What Mortgage Lenders Do:
The mortgage lender is the financial institution lending the borrower money for a refinance of an existing home or the purchase of their new home. The mortgage lender is the originator – and they work with the borrower through the process of building the loan. From taking the application, pricing the interest rate, collecting the documents, and underwriting the loan to ensure the borrower’s creditworthiness – the mortgage lender ensures everything stays on track for both the borrower and the financial institution. Upon completion of the underwriting, there is also closing, funding, and selling the loan to the final investor. Once the loan is closed and funded, the mortgage lender can elect to either sell the servicing of the loan or retain it in-house.
How Loan Servicing Works:
Loan servicing, or loan administration, is the next phase in the life-cycle of the mortgage loan. And while it can potentially last up to 30 years, it usually lasts around seven to ten years after the loan is originally closed. Why? Because the borrower usually will move or refinance before the loan ages a full thirty years. But during that time, the servicer provides all the administrative functions associated with servicing the loan with both the consumer and the investors who are being paid interest on a monthly basis.
Working in Collaboration:
While much of the news focuses on the origination of the loan, servicing is a highly regulated function and requires a marriage of the interests of both the borrower and the investor to ensure their highest return on investment. One of the biggest losers in servicing is default, so the servicer, outside their role in managing the administration of the loan, functions as a collections agent, work-out specialist, and even a property preservationist.
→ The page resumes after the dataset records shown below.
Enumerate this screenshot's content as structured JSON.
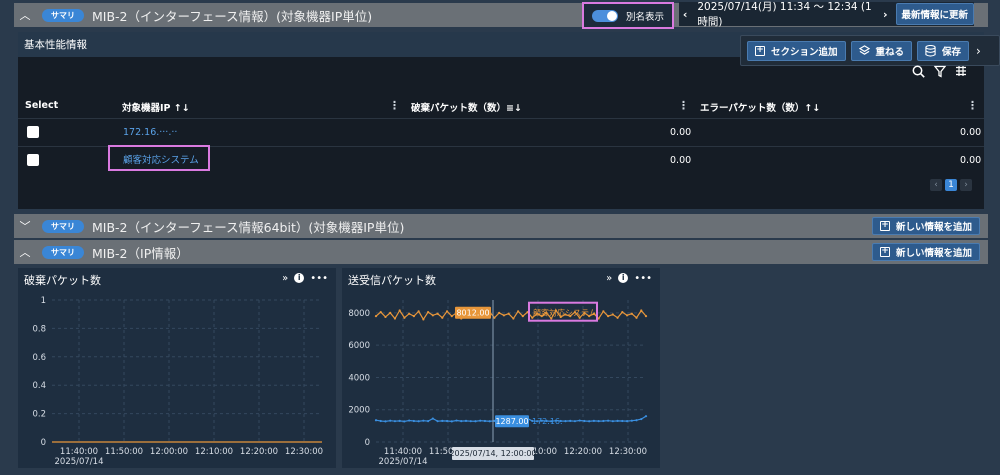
{
  "section1": {
    "badge": "サマリ",
    "title": "MIB-2（インターフェース情報）(対象機器IP単位)"
  },
  "alias_toggle": {
    "label": "別名表示",
    "on": true
  },
  "timebar": {
    "range": "2025/07/14(月) 11:34 〜 12:34 (1時間)",
    "refresh_label": "最新情報に更新"
  },
  "panel1": {
    "title": "基本性能情報"
  },
  "floatbar": {
    "add_section": "セクション追加",
    "overlay": "重ねる",
    "save": "保存"
  },
  "table": {
    "columns": [
      "Select",
      "対象機器IP ↑↓",
      "破棄パケット数（数）≡↓",
      "エラーパケット数（数）↑↓"
    ],
    "rows": [
      {
        "ip": "172.16.···.··",
        "discard": "0.00",
        "error": "0.00"
      },
      {
        "ip": "顧客対応システム",
        "discard": "0.00",
        "error": "0.00"
      }
    ],
    "pager": {
      "current": "1"
    }
  },
  "section2": {
    "badge": "サマリ",
    "title": "MIB-2（インターフェース情報64bit）(対象機器IP単位)",
    "add_label": "新しい情報を追加"
  },
  "section3": {
    "badge": "サマリ",
    "title": "MIB-2（IP情報）",
    "add_label": "新しい情報を追加"
  },
  "chart_discard": {
    "title": "破棄パケット数"
  },
  "chart_traffic": {
    "title": "送受信パケット数"
  },
  "chart_data": [
    {
      "type": "line",
      "title": "破棄パケット数",
      "x": [
        "11:34",
        "11:40",
        "11:50",
        "12:00",
        "12:10",
        "12:20",
        "12:30",
        "12:34"
      ],
      "series": [
        {
          "values": [
            0,
            0,
            0,
            0,
            0,
            0,
            0,
            0
          ],
          "color": "#e8963a"
        }
      ],
      "ylim": [
        0,
        1
      ],
      "yticks": [
        "1",
        "0.8",
        "0.6",
        "0.4",
        "0.2",
        "0"
      ],
      "xticks": [
        "11:40:00",
        "11:50:00",
        "12:00:00",
        "12:10:00",
        "12:20:00",
        "12:30:00"
      ],
      "xsub": "2025/07/14",
      "grid": true
    },
    {
      "type": "line",
      "title": "送受信パケット数",
      "x_start": "11:34",
      "x_end": "12:34",
      "series": [
        {
          "name": "顧客対応システム",
          "color": "#e8963a",
          "values": [
            7800,
            8050,
            7750,
            8000,
            7650,
            8150,
            7700,
            7950,
            7800,
            8100,
            7600,
            8050,
            7850,
            7950,
            7700,
            8100,
            7800,
            8000,
            7650,
            8200,
            7750,
            7900,
            8012,
            7800,
            8050,
            7700,
            8000,
            7850,
            7950,
            7650,
            8100,
            7800,
            8050,
            7700,
            7950,
            7800,
            8000,
            7650,
            8150,
            7750,
            7900,
            7800,
            8050,
            7700,
            8000,
            7800,
            7950,
            7650,
            8100,
            7800,
            7900,
            7700,
            8050,
            7850,
            7950,
            7700,
            8150,
            7800
          ]
        },
        {
          "name": "172.16.···.··",
          "color": "#3a8fe0",
          "values": [
            1350,
            1300,
            1280,
            1320,
            1290,
            1310,
            1275,
            1330,
            1300,
            1285,
            1320,
            1295,
            1450,
            1290,
            1310,
            1300,
            1280,
            1330,
            1295,
            1310,
            1290,
            1287,
            1320,
            1300,
            1285,
            1310,
            1295,
            1330,
            1300,
            1290,
            1320,
            1280,
            1450,
            1305,
            1290,
            1315,
            1300,
            1285,
            1320,
            1300,
            1295,
            1310,
            1290,
            1330,
            1300,
            1285,
            1310,
            1295,
            1300,
            1320,
            1290,
            1310,
            1300,
            1295,
            1320,
            1350,
            1420,
            1600
          ]
        }
      ],
      "ylim": [
        0,
        8800
      ],
      "yticks": [
        "8000",
        "6000",
        "4000",
        "2000",
        "0"
      ],
      "xticks": [
        "11:40:00",
        "11:50:00",
        "12:00:00",
        "12:10:00",
        "12:20:00",
        "12:30:00"
      ],
      "xsub": "2025/07/14",
      "tooltip": {
        "orange_value": "8012.00",
        "orange_label": "顧客対応システム",
        "blue_value": "1287.00",
        "blue_label": "172.16.···",
        "time": "2025/07/14, 12:00:00"
      },
      "grid": true
    }
  ]
}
The key tasks in mortgage servicing include:
- Boarding the loan file onto a servicing system to manage the life of the loan, which requires making sure the data and the documents sourced in origination follow the loan throughout its administration;
- Receiving and processing the borrower’s payments either via check or ACH in a timely manner and reporting their payment history to the credit bureau;
- Managing the borrower’s escrow of taxes and insurance, and payment of these fees to the proper taxing agency and insurance company, whether hazard, floor, or mortgage insurance;
- Providing the borrower with a key point of contact for answering borrower’s questions and resolving customer service issues;
- Contacting the borrower when payments are missed or late and working with delinquent borrowers to bring their mortgage current;
- Devising workout plans for borrowers in financial distress to provide important loss mitigation to avoid the worst outcome – foreclosure through forbearance, loan modifications, or short sales;
- Protecting the investor’s assets through property preservation on vacant properties by sending out vendors and contractors to maintain the condition of the property;
- And finally, maintaining detailed reporting on every communication and disbursement of funds for the review of investors and regulators.
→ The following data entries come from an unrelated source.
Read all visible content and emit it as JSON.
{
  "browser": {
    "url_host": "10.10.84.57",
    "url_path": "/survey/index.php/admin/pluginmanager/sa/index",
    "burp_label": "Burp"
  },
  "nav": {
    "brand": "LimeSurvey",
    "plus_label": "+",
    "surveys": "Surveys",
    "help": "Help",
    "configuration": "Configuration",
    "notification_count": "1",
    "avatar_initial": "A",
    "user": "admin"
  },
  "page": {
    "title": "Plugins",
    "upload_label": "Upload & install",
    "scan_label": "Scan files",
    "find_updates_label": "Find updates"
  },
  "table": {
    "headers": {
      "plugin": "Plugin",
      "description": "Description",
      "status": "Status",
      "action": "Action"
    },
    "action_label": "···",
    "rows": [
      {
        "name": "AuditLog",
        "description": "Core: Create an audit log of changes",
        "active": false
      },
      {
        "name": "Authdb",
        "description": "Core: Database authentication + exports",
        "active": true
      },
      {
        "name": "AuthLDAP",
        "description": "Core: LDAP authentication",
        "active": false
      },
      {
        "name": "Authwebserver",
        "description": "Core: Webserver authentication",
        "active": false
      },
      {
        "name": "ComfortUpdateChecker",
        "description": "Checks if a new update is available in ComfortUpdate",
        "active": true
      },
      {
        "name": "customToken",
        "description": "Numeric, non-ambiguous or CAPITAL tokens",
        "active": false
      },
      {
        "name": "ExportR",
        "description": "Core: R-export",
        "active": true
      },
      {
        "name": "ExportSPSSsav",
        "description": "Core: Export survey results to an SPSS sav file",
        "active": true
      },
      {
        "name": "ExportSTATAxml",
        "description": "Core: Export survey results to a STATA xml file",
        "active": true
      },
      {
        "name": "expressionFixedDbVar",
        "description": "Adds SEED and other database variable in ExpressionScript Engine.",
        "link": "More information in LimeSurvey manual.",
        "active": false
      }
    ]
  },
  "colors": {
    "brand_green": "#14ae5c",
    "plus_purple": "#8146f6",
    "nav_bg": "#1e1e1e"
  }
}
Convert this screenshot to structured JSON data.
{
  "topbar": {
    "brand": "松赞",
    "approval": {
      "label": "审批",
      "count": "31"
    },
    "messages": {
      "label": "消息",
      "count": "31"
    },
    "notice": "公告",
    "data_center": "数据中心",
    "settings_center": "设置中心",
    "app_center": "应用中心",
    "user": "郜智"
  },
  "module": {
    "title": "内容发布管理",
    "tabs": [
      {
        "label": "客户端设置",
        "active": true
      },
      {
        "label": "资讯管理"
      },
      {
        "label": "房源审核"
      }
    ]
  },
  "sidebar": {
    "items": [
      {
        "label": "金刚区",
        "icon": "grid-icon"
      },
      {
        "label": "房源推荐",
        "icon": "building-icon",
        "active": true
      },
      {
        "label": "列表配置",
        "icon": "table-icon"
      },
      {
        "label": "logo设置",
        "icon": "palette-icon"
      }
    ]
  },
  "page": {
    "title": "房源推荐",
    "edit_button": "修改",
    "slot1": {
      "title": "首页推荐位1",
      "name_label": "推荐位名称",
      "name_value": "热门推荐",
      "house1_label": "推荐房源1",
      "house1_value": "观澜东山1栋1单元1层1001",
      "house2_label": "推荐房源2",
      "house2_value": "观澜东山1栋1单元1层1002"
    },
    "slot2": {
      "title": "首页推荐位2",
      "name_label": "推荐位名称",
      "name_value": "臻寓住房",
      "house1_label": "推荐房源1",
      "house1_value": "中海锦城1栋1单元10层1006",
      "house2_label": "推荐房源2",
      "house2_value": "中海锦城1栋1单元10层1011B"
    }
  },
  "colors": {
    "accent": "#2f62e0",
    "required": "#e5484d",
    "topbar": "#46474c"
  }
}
Mortgage loan servicing is an increasingly complicated business with a high regulatory burden. After the mortgage meltdown, it became evident that loss mitigation required a much more formal approach. And the servicing platforms, like the Mortgage Builder Loan Servicing System, rose to the occasion, offering better communication platforms and robust loss mitigation toolkits.
Over the last few years, many servicing platforms, designed to facilitate the administration, management, and reporting of the activities of servicing have focused on companies with large pools of loans. However, Mortgage Builder provides an important role in the market, working with many of the smaller servicers or those servicing less than 5,000 loans.